A dos manos

Jump-Smoke

Todo era una excusa para besarla. Las reglas eran simples: íbamos a tener una cita y al final de la noche cada uno tenía que escribir un texto sobre la velada. “¿Me estás pidiendo una cita?” -me preguntó. Yo asentí sonriendo y ella me miró de lado. “Pero con tarea”-me dijo.

Habíamos salido antes en lo que se podría considerar varias citas. No sería la primera vez que la besaba. Se iba a cumplir un día exacto desde la última vez que la vi y dos horas antes hablamos por celular. A pesar de todo esto, cuando me paré al frente de la puerta de su casa, me puse nervioso. Quería ver con qué ropa iba a salir, si sería un vestido con el que me iba a distraer viéndole las piernas o se iba a cubrir mucho para resaltar una cara de niña buena mirándome a la boca.
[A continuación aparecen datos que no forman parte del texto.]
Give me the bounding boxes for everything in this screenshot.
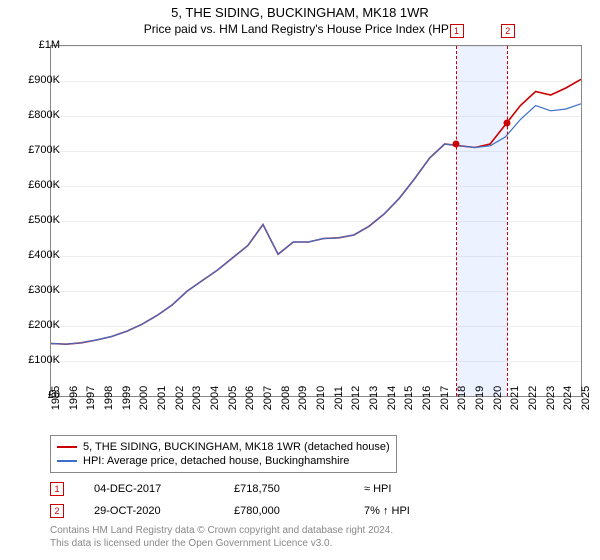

Se decidió por una blusa con el pecho destapado e inmediatamente abrí más los ojos y casi me trago un chicle que no estaba masticando.

Me saludó con afán y las cosas empezaron mal. El inicio fue terrible, creo que ni se dio cuenta de que limpié el carro. Su madre se asomó por el balcón y me vio salir con ella. Aparentemente eso era un problema pero nunca me dijo por qué. Camino a la pizzería todo estuvo muy silencioso. No la miré mucho y no hablamos.

“Esto era una excusa para salir con vos” -le dije, para ver si las cosas se alivianaban y podíamos estar sin el estrés de que fuera una cita perfecta. No funcionó.  En la pizzería pedí una copa de vino con la misma intención de relajar el ambiente. Aparentemente ella sabe algo sobre las uvas del vino. Yo solo lo pruebo y me doy cuenta de que, en efecto, es vino.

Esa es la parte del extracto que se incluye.